The Freeplay Group, a young, fast-growing company based in Cape Town, South Africa, wants to build products that capture the imagination of the world. It also wants to change the world -- which means it has to operate in many different worlds. January in Las Vegas: Hundreds of thousands of businesspeople and technology geeks have gathered for the annual International Consumer Electronics Show. Even by Las Vegas standards, the show is a spectacle. A maze of booths sprawls across more than 1 million square feet of convention space. Some 1,800 companies are competing for the attention of the attendees. There is glitz -- and schlock -- galore: Three people in six-foot-tall, rhinestone-bedecked parrot suits dance to a company jingle; a bright-red sports car provides a place to demo new speakers. The whole scene is set to a bone-shaking hip-hop beat -- the music of choice to showcase new audio technology.
Freeplay doesn't have to shout for attention. The company's booth is lined with a collection of stylish, transparent radios in eye-pleasing colors: wild cherry, lime, blueberry. They look as if they've been carved from giant Lifesaver candies. Each radio has a handle that, when wound up, generates the power to play the radio. There are no electric cords and no batteries. People can play these "self-powered" devices, which sell for $79.95, for free -- hence the name.

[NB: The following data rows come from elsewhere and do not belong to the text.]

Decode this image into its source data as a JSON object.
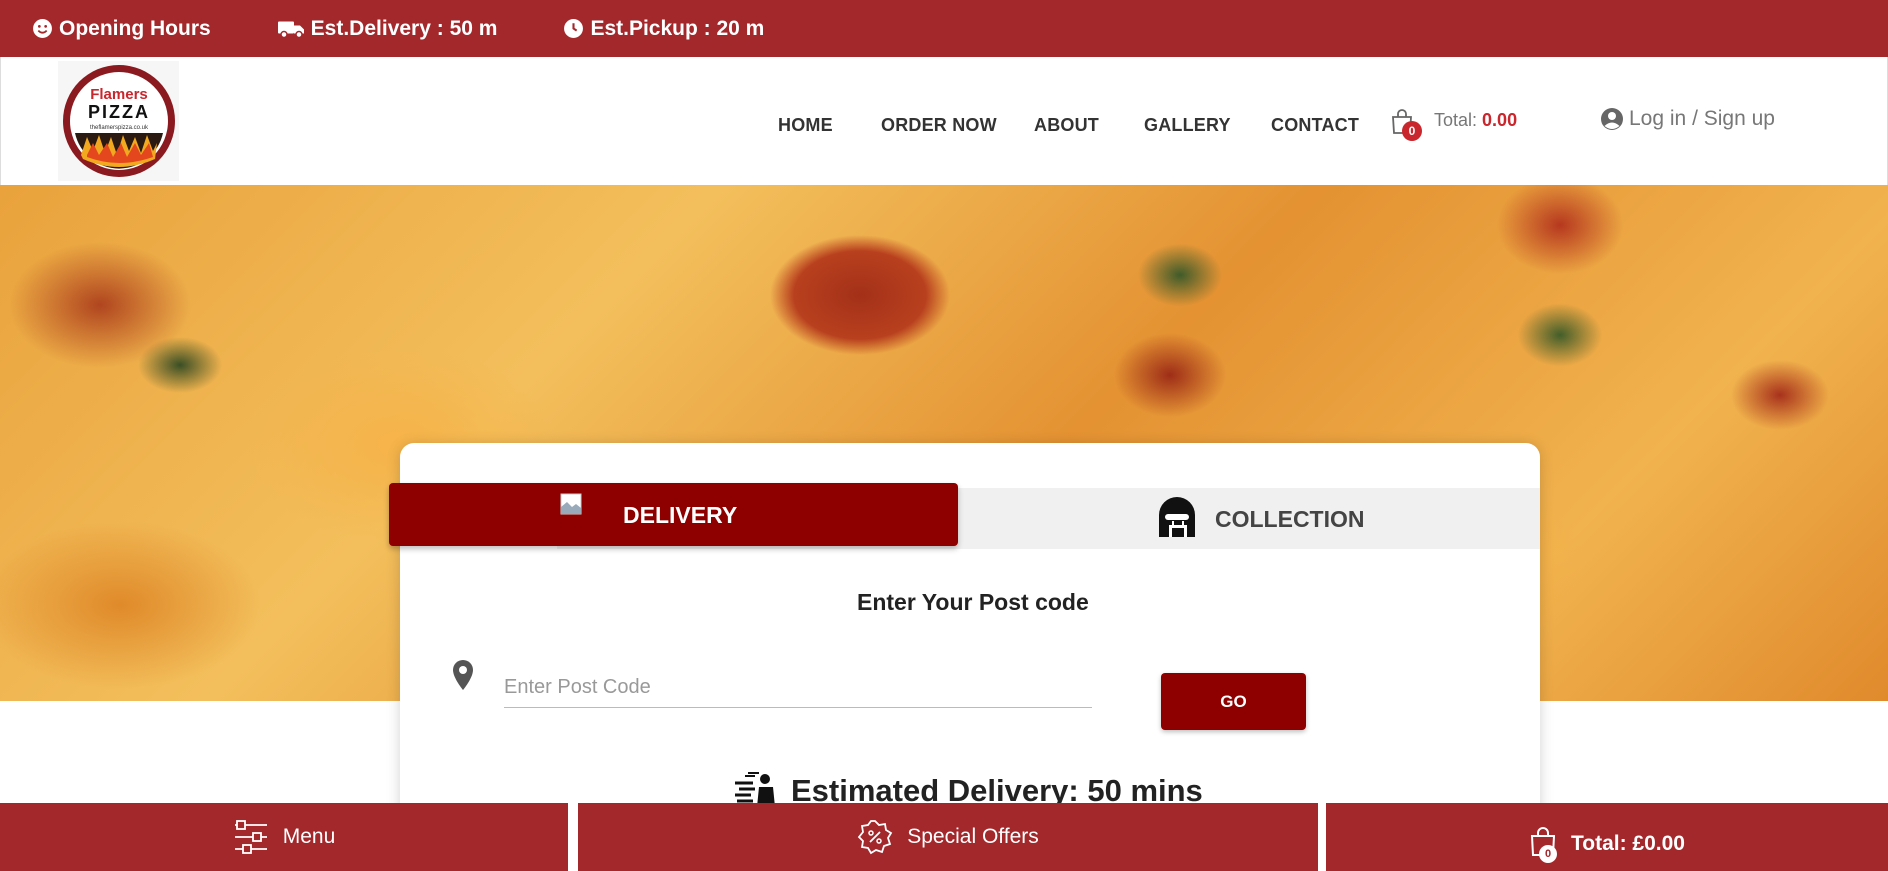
{
  "topbar": {
    "opening_hours": "Opening Hours",
    "est_delivery": "Est.Delivery : 50 m",
    "est_pickup": "Est.Pickup : 20 m"
  },
  "logo": {
    "line1": "Flamers",
    "line2": "PIZZA",
    "url": "theflamerspizza.co.uk"
  },
  "nav": {
    "home": "HOME",
    "order_now": "ORDER NOW",
    "about": "ABOUT",
    "gallery": "GALLERY",
    "contact": "CONTACT"
  },
  "cart": {
    "count": "0",
    "total_label": "Total:",
    "total_value": "0.00"
  },
  "account": {
    "login": "Log in",
    "separator": "/",
    "signup": "Sign up"
  },
  "order_panel": {
    "tab_delivery": "DELIVERY",
    "tab_collection": "COLLECTION",
    "postcode_title": "Enter Your Post code",
    "postcode_placeholder": "Enter Post Code",
    "go_label": "GO",
    "estimated": "Estimated Delivery: 50 mins"
  },
  "bottom_bar": {
    "menu": "Menu",
    "special_offers": "Special Offers",
    "cart_count": "0",
    "total": "Total: £0.00"
  },
  "colors": {
    "brand_red": "#a3282c",
    "dark_red": "#8e0000",
    "accent": "#c9262d"
  }
}
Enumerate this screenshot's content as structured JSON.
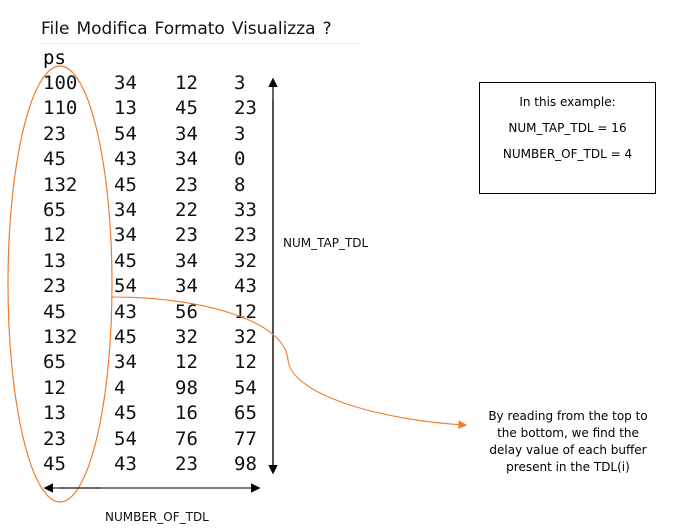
{
  "menu": [
    "File",
    "Modifica",
    "Formato",
    "Visualizza",
    "?"
  ],
  "unit": "ps",
  "rows": [
    [
      "100",
      "34",
      "12",
      "3"
    ],
    [
      "110",
      "13",
      "45",
      "23"
    ],
    [
      "23",
      "54",
      "34",
      "3"
    ],
    [
      "45",
      "43",
      "34",
      "0"
    ],
    [
      "132",
      "45",
      "23",
      "8"
    ],
    [
      "65",
      "34",
      "22",
      "33"
    ],
    [
      "12",
      "34",
      "23",
      "23"
    ],
    [
      "13",
      "45",
      "34",
      "32"
    ],
    [
      "23",
      "54",
      "34",
      "43"
    ],
    [
      "45",
      "43",
      "56",
      "12"
    ],
    [
      "132",
      "45",
      "32",
      "32"
    ],
    [
      "65",
      "34",
      "12",
      "12"
    ],
    [
      "12",
      "4",
      "98",
      "54"
    ],
    [
      "13",
      "45",
      "16",
      "65"
    ],
    [
      "23",
      "54",
      "76",
      "77"
    ],
    [
      "45",
      "43",
      "23",
      "98"
    ]
  ],
  "labels": {
    "vertical": "NUM_TAP_TDL",
    "horizontal": "NUMBER_OF_TDL"
  },
  "info_box": {
    "title": "In this example:",
    "line1": "NUM_TAP_TDL = 16",
    "line2": "NUMBER_OF_TDL = 4"
  },
  "note": "By reading from the top to the bottom, we find the delay value of each buffer present in the TDL(i)",
  "colors": {
    "accent": "#ED7D31"
  }
}
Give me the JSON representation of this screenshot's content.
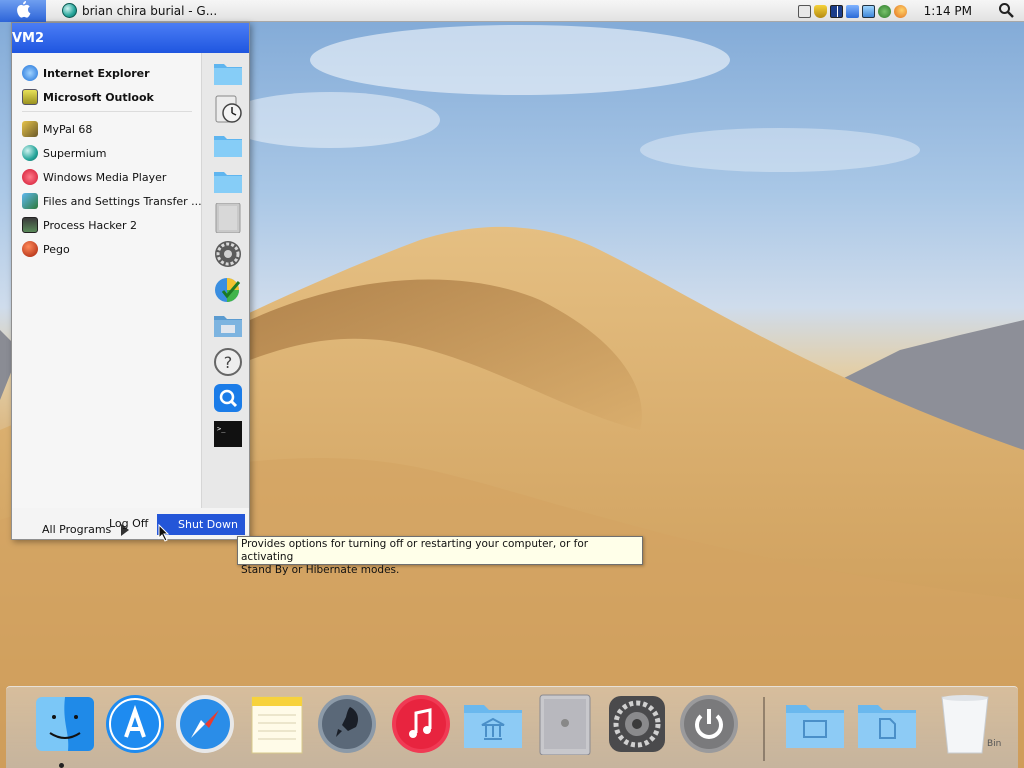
{
  "window_task": {
    "title": "brian chira burial - G..."
  },
  "clock": {
    "time": "1:14 PM"
  },
  "tray_icons": [
    "keyboard-icon",
    "security-shield-icon",
    "grid-icon",
    "network-icon",
    "monitor-icon",
    "recycle-icon",
    "magnifier-icon"
  ],
  "start_menu": {
    "user": "VM2",
    "pinned": [
      {
        "label": "Internet Explorer",
        "icon": "internet-explorer-icon"
      },
      {
        "label": "Microsoft Outlook",
        "icon": "outlook-icon"
      }
    ],
    "recent": [
      {
        "label": "MyPal 68",
        "icon": "mypal-icon"
      },
      {
        "label": "Supermium",
        "icon": "supermium-icon"
      },
      {
        "label": "Windows Media Player",
        "icon": "media-player-icon"
      },
      {
        "label": "Files and Settings Transfer ...",
        "icon": "transfer-wizard-icon"
      },
      {
        "label": "Process Hacker 2",
        "icon": "process-hacker-icon"
      },
      {
        "label": "Pego",
        "icon": "pego-icon"
      }
    ],
    "right_icons": [
      "documents-folder-icon",
      "time-icon",
      "pictures-folder-icon",
      "music-folder-icon",
      "computer-icon",
      "settings-gear-icon",
      "program-access-icon",
      "printers-folder-icon",
      "help-icon",
      "search-icon",
      "terminal-icon"
    ],
    "all_programs": "All Programs",
    "log_off": "Log Off",
    "shut_down": "Shut Down"
  },
  "tooltip": {
    "line1": "Provides options for turning off or restarting your computer, or for activating",
    "line2": "Stand By or Hibernate modes."
  },
  "dock": {
    "items": [
      "finder-icon",
      "app-store-icon",
      "safari-icon",
      "notes-icon",
      "launchpad-icon",
      "itunes-icon",
      "applications-folder-icon",
      "mac-pro-icon",
      "system-preferences-icon",
      "power-icon",
      "downloads-folder-icon",
      "documents-folder-icon",
      "trash-icon"
    ],
    "bin_label": "Bin"
  }
}
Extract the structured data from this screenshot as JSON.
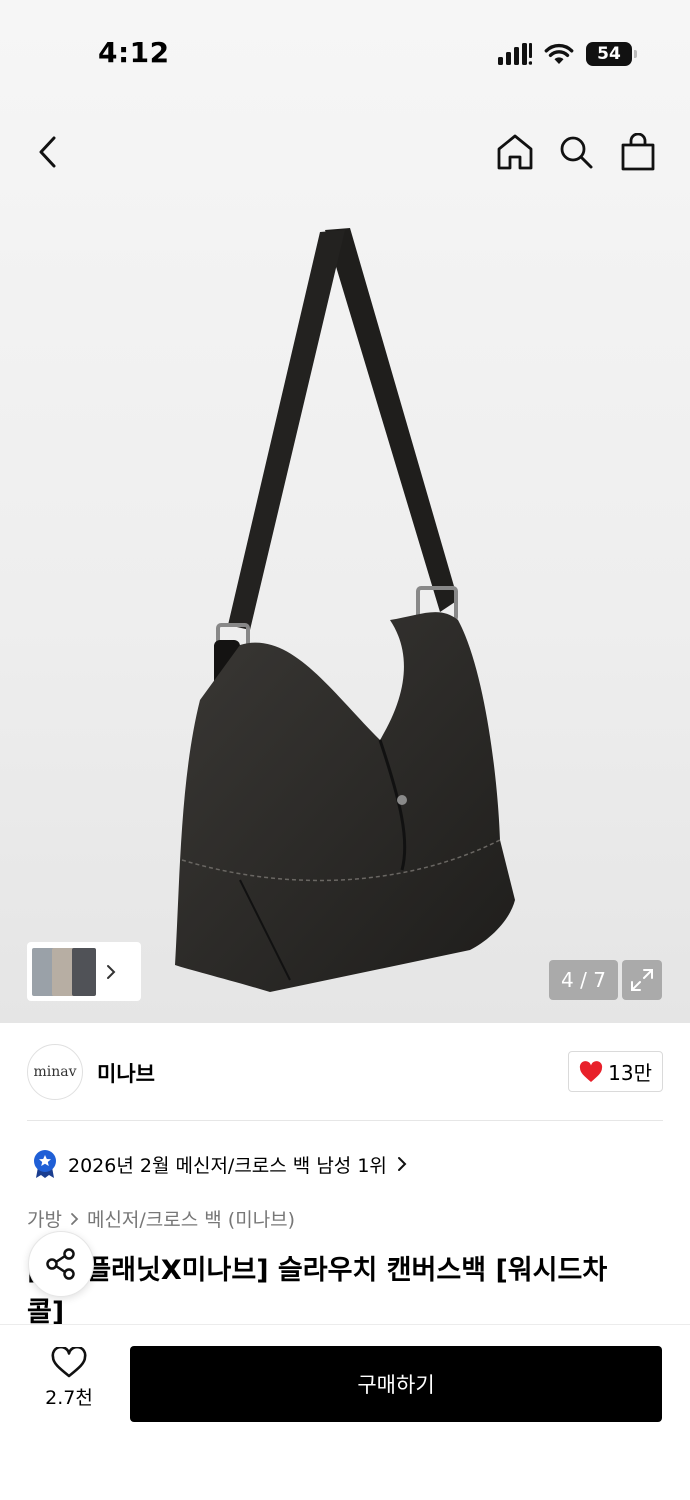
{
  "status_bar": {
    "time": "4:12",
    "battery": "54"
  },
  "header": {
    "back_icon": "chevron-left-icon",
    "home_icon": "home-icon",
    "search_icon": "search-icon",
    "cart_icon": "shopping-bag-icon"
  },
  "gallery": {
    "page_current": 4,
    "page_total": 7,
    "page_label": "4 / 7",
    "product_image": "black-canvas-slouch-bag"
  },
  "brand": {
    "logo_text": "minav",
    "name": "미나브",
    "likes": "13만"
  },
  "ranking": {
    "text": "2026년 2월 메신저/크로스 백 남성 1위"
  },
  "breadcrumb": {
    "category": "가방",
    "subcategory": "메신저/크로스 백 (미나브)"
  },
  "product": {
    "title_line1": "[     플래닛X미나브] 슬라우치 캔버스백 [워시드차",
    "title_line2": "콜]"
  },
  "bottom_bar": {
    "wish_count": "2.7천",
    "buy_label": "구매하기"
  },
  "colors": {
    "accent": "#000000",
    "like_heart": "#e8202a",
    "badge_blue": "#1f5fd6"
  }
}
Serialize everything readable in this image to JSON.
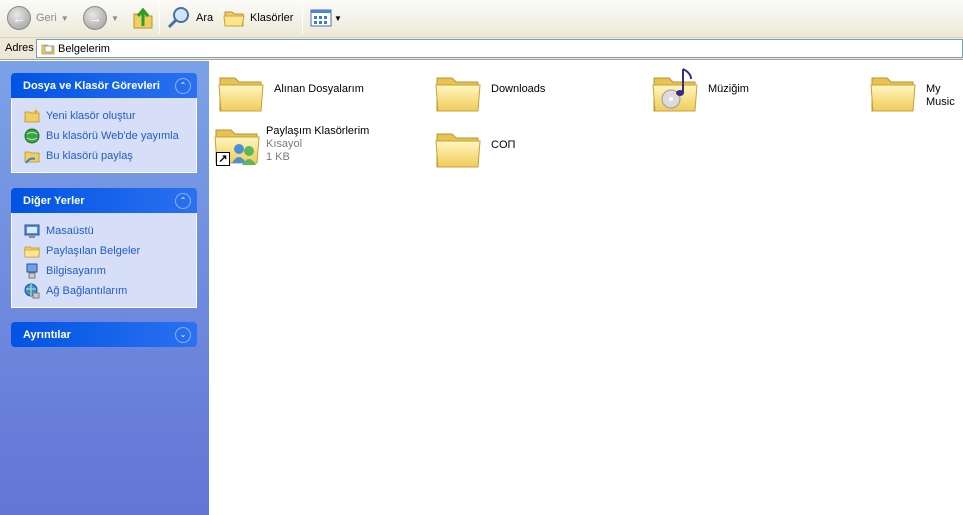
{
  "toolbar": {
    "back_label": "Geri",
    "search_label": "Ara",
    "folders_label": "Klasörler"
  },
  "address": {
    "label": "Adres",
    "value": "Belgelerim"
  },
  "panels": {
    "tasks": {
      "title": "Dosya ve Klasör Görevleri",
      "items": [
        {
          "label": "Yeni klasör oluştur",
          "icon": "new-folder-icon"
        },
        {
          "label": "Bu klasörü Web'de yayımla",
          "icon": "globe-icon"
        },
        {
          "label": "Bu klasörü paylaş",
          "icon": "share-folder-icon"
        }
      ]
    },
    "places": {
      "title": "Diğer Yerler",
      "items": [
        {
          "label": "Masaüstü",
          "icon": "desktop-icon"
        },
        {
          "label": "Paylaşılan Belgeler",
          "icon": "folder-icon"
        },
        {
          "label": "Bilgisayarım",
          "icon": "computer-icon"
        },
        {
          "label": "Ağ Bağlantılarım",
          "icon": "network-icon"
        }
      ]
    },
    "details": {
      "title": "Ayrıntılar"
    }
  },
  "files": [
    {
      "name": "Alınan Dosyalarım",
      "icon": "folder-icon"
    },
    {
      "name": "Downloads",
      "icon": "folder-icon"
    },
    {
      "name": "Müziğim",
      "icon": "music-folder-icon"
    },
    {
      "name": "My Music",
      "icon": "folder-icon"
    },
    {
      "name": "Paylaşım Klasörlerim",
      "sub1": "Kısayol",
      "sub2": "1 KB",
      "icon": "shared-folder-shortcut-icon"
    },
    {
      "name": "COП",
      "icon": "folder-icon"
    }
  ]
}
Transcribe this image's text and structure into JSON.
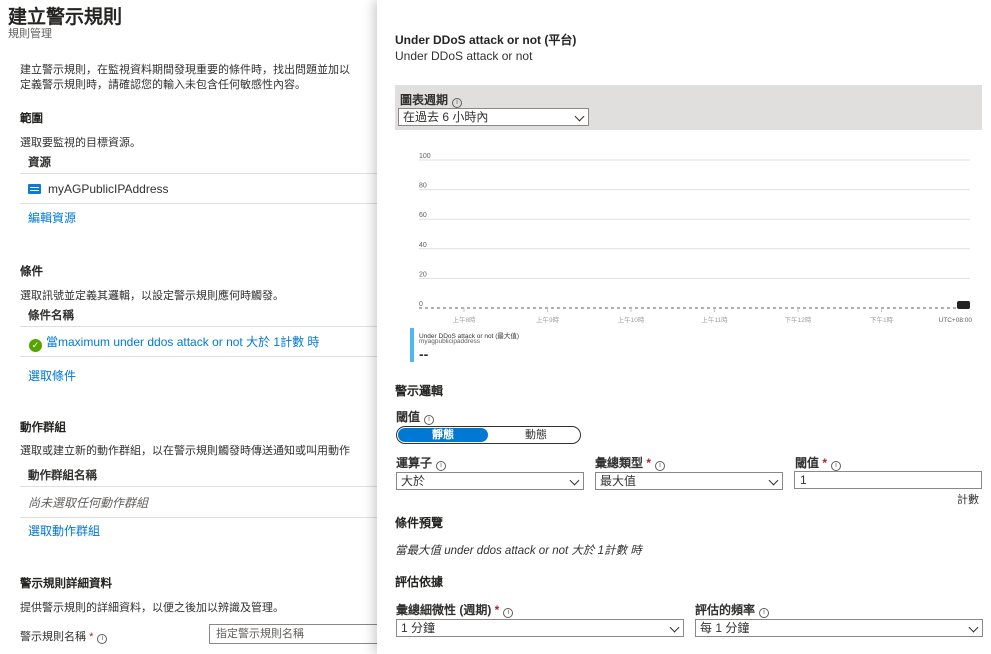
{
  "blade": {
    "title": "建立警示規則",
    "subtitle": "規則管理",
    "intro_line1": "建立警示規則，在監視資料期間發現重要的條件時，找出問題並加以",
    "intro_line2": "定義警示規則時，請確認您的輸入未包含任何敏感性內容。",
    "scope": {
      "heading": "範圍",
      "desc": "選取要監視的目標資源。",
      "column": "資源",
      "resource_name": "myAGPublicIPAddress",
      "edit_link": "編輯資源"
    },
    "condition": {
      "heading": "條件",
      "desc": "選取訊號並定義其邏輯，以設定警示規則應何時觸發。",
      "column": "條件名稱",
      "row_text": "當maximum under ddos attack or not 大於 1計數 時",
      "select_link": "選取條件"
    },
    "action_group": {
      "heading": "動作群組",
      "desc": "選取或建立新的動作群組，以在警示規則觸發時傳送通知或叫用動作",
      "column": "動作群組名稱",
      "empty_row": "尚未選取任何動作群組",
      "select_link": "選取動作群組"
    },
    "details": {
      "heading": "警示規則詳細資料",
      "desc": "提供警示規則的詳細資料，以便之後加以辨識及管理。",
      "name_label": "警示規則名稱",
      "required_mark": "*",
      "name_placeholder": "指定警示規則名稱"
    }
  },
  "panel": {
    "signal_title": "Under DDoS attack or not (平台)",
    "signal_subtitle": "Under DDoS attack or not",
    "chart_period_label": "圖表週期",
    "chart_period_value": "在過去 6 小時內",
    "alert_logic_heading": "警示邏輯",
    "threshold_label": "閾值",
    "threshold_static": "靜態",
    "threshold_dynamic": "動態",
    "operator_label": "運算子",
    "operator_value": "大於",
    "aggregation_label": "彙總類型",
    "aggregation_value": "最大值",
    "threshold_value_label": "閾值",
    "threshold_value": "1",
    "required_mark": "*",
    "unit": "計數",
    "preview_heading": "條件預覽",
    "preview_text": "當最大值 under ddos attack or not 大於 1計數 時",
    "evaluate_heading": "評估依據",
    "granularity_label": "彙總細微性 (週期)",
    "granularity_value": "1 分鐘",
    "frequency_label": "評估的頻率",
    "frequency_value": "每 1 分鐘"
  },
  "chart_data": {
    "type": "line",
    "y_ticks": [
      "100",
      "80",
      "60",
      "40",
      "20",
      "0"
    ],
    "ylim": [
      0,
      100
    ],
    "x_ticks": [
      "上午8時",
      "上午9時",
      "上午10時",
      "上午11時",
      "下午12時",
      "下午1時"
    ],
    "timezone": "UTC+08:00",
    "series": [
      {
        "name": "Under DDoS attack or not (最大值)",
        "values": [
          0,
          0,
          0,
          0,
          0,
          0
        ]
      }
    ],
    "legend": {
      "name": "Under DDoS attack or not (最大值)",
      "resource": "myagpublicipaddress",
      "value": "--"
    },
    "colors": {
      "series": "#4fb8f0",
      "grid": "#e1dfdd",
      "line": "#605e5c"
    }
  }
}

"What's this?" asks a curious visitor, clad in a black T-shirt and jeans. "An iMac radio?" A Freeplay staffer hands him a device. "Wind it up," she says. The man folds out the handle and turns it for 10 seconds. The chorus from "Zoot Suit Riot," by Cherry Poppin' Daddies, blasts from the speaker. The base of the handle, now retracted snugly against the radio's face, spins slowly backward as the gears -- visible from the outside -- turn kinetic energy into electricity. "This is incredibly cool," he says. "Where can I buy one?"
Meanwhile, an ocean away, in a tin-shack classroom in the South African province of KwaZulu-Natal, a Freeplay radio is attracting eager attention from a very different audience. A group of kids is crowding around for an English lesson. In this part of KwaZulu-Natal, Zulu is the primary language, and electricity is a luxury, not a utility. Few residents can afford to buy batteries. And few teachers are fluent in English. Enter the Freeplay radio, donated by War Child, an aid organization based in London. War Child has purchased enough self-powered radios to help 150,000 South African children to learn English. Every morning, the kids listen to a 30-minute lesson that's broadcast over the radio. Each lesson begins with music and dancing and then moves on to storytelling. The students -- ages five through seven -- follow along in bright-colored workbooks. "In the rural communities we serve, when the batteries die, the learning stops," says Gordon Naidoo, who coordinates the program. "When we implement the program with these radios, it is instantly sustainable."
Plenty of companies aspire to make money and also to make a difference. Freeplay has delivered on both of those aspirations in dramatic fashion. The company was formed in 1995, shipped its first product in 1996, has generated revenues of $20 million as of March 1999 -- and expects to reach $35 million by 2000. Freeplay's investors include General Electric Pension Trust; WorldSpace, a satellite-broadcasting company in Washington, DC; and Liberty Life, a top South African insurance company. The company's famous advocates include Nelson Mandela (who made an appearance at a Freeplay factory opening) and Jimmy Carter. Gordon Roddick, chairman of the Body Shop, serves on the board of the Freeplay Foundation. And Terry Waite, the former envoy of the Archbishop of Canterbury, who was held hostage in Beirut, is a trustee of the Freeplay Foundation.
Waite has a decidedly personal connection to Freeplay's flagship product: "I know what being cut off from communication is like. I spent five years in captivity, four of them in solitary confinement, during which time I got no news from the outside world. But near the end of my imprisonment, I did get a small, battery-operated radio. I was terrified that when the batteries died, the guards would not replace them, and I'd be back in total isolation. There are millions of people in this world who are in similar situations -- cut off from the flow of information."
So although Freeplay's products have made a big splash in the rich countries -- its radios (along with the Freeplay Lantern, a self-powered flashlight that retails for $69.95) are available at RadioShack, the Sports Authority, REI, the Sharper Image, and Harrods, the London retailer -- the radios are actually making a difference in the poorest countries. The United Nations Development Program used them to broadcast election results to the people of Liberia; the government of Ghana purchased 30,000 radios so that villagers there could also listen to the elections. War Child may distribute radios to refugees in Zaire, to warn them about land mines in that strife-torn country. And Rotary International plans to use the radios to broadcast information about a child-immunization project in India.